В хате вместе с Хачикяном находилось человек пятнадцать, они сгрудились вокруг стола, за которым четверо резались в домино. Было жарко, душно, накурено и шумно, под потолком горела керосиновая лампа под жестяным абажуром, тени от людей колыхались по стенам и печи.
Кто-то увидел командира, толкнул Хачикяна, сидевшего за столом, тот вскочил и рявкнул хриплым басом:
— Встать! Смирно! Товарищ комвзвода! Свободные от несения службы красноармейцы второго взвода… помкомвзвода Хачикян!

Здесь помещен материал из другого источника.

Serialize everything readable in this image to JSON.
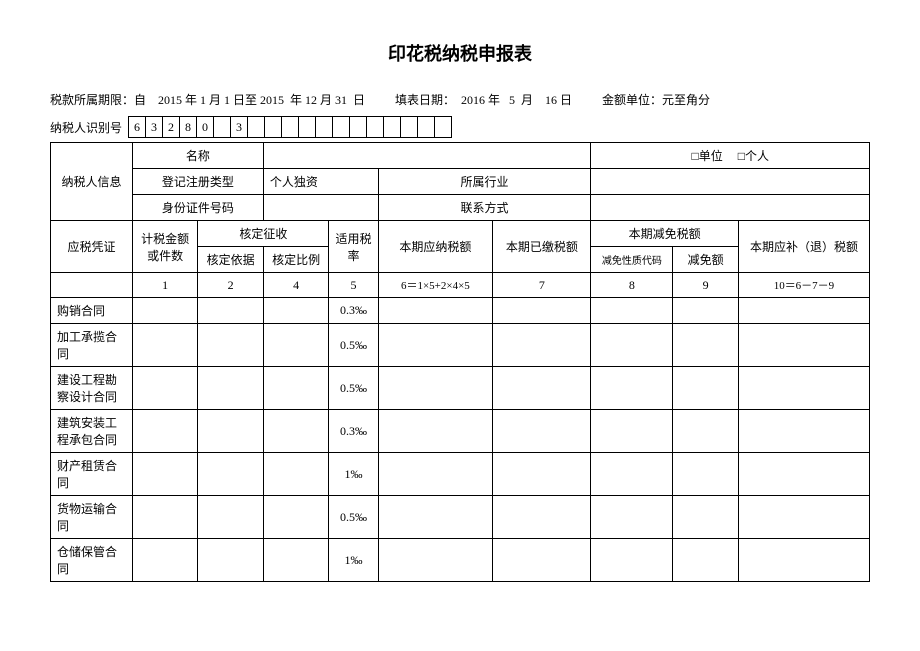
{
  "title": "印花税纳税申报表",
  "meta": {
    "period": "税款所属期限：自    2015 年 1 月 1 日至 2015  年 12 月 31  日",
    "fillDate": "填表日期：  2016 年   5  月    16 日",
    "unit": "金额单位：元至角分"
  },
  "idLabel": "纳税人识别号",
  "idCells": [
    "6",
    "3",
    "2",
    "8",
    "0",
    "",
    "3",
    "",
    "",
    "",
    "",
    "",
    "",
    "",
    "",
    "",
    "",
    "",
    ""
  ],
  "info": {
    "taxpayerInfo": "纳税人信息",
    "nameLabel": "名称",
    "entityTypeUnit": "□单位",
    "entityTypePerson": "□个人",
    "regTypeLabel": "登记注册类型",
    "regTypeValue": "个人独资",
    "industryLabel": "所属行业",
    "idDocLabel": "身份证件号码",
    "contactLabel": "联系方式"
  },
  "headers": {
    "voucher": "应税凭证",
    "taxBase": "计税金额或件数",
    "assessed": "核定征收",
    "assessBasis": "核定依据",
    "assessRatio": "核定比例",
    "rate": "适用税率",
    "payable": "本期应纳税额",
    "paid": "本期已缴税额",
    "reduced": "本期减免税额",
    "reduceCode": "减免性质代码",
    "reduceAmt": "减免额",
    "refund": "本期应补（退）税额"
  },
  "colNums": {
    "c1": "1",
    "c2": "2",
    "c4": "4",
    "c5": "5",
    "c6": "6＝1×5+2×4×5",
    "c7": "7",
    "c8": "8",
    "c9": "9",
    "c10": "10＝6－7－9"
  },
  "rows": [
    {
      "name": "购销合同",
      "rate": "0.3‰"
    },
    {
      "name": "加工承揽合同",
      "rate": "0.5‰"
    },
    {
      "name": "建设工程勘察设计合同",
      "rate": "0.5‰"
    },
    {
      "name": "建筑安装工程承包合同",
      "rate": "0.3‰"
    },
    {
      "name": "财产租赁合同",
      "rate": "1‰"
    },
    {
      "name": "货物运输合同",
      "rate": "0.5‰"
    },
    {
      "name": "仓储保管合同",
      "rate": "1‰"
    }
  ]
}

— Вольно, садитесь, — разрешил Матов и прошел к столу.
Ему уступили место.
— На улице видели, что творится? — ни к кому конкретно не обращаясь, спросил он.
— Так точно, видели, — за всех ответил Хачикян.
— Через полчаса смена, поедем вместе. И еще: патрульным выдайте хлеба и сала.
— Есть выдать хлеба и сала, — как эхо повторил помкомвзвода, снова вскакивая, но Матов жестом руки усадил его на место.
— Самое главное, — продолжал Матов, пристально вглядываясь в лица своих красноармейцев, такие разные и с таким одинаковым выражением покорности в глазах и позах. — Самое главное в буран — это движение. Ни в коем случае не стоять на месте, двигаться, все время двигаться. А двигаться надо так: метров пятьдесят в одну сторону, потом назад, чтобы все время по своей протоптанной тропе. Тогда не уйдете в степь и не потеряете дорогу. И еще: надо осознать, что вы выполняете важную задачу, которую поставила перед нами советская власть и товарищ Сталин. Всем ясно?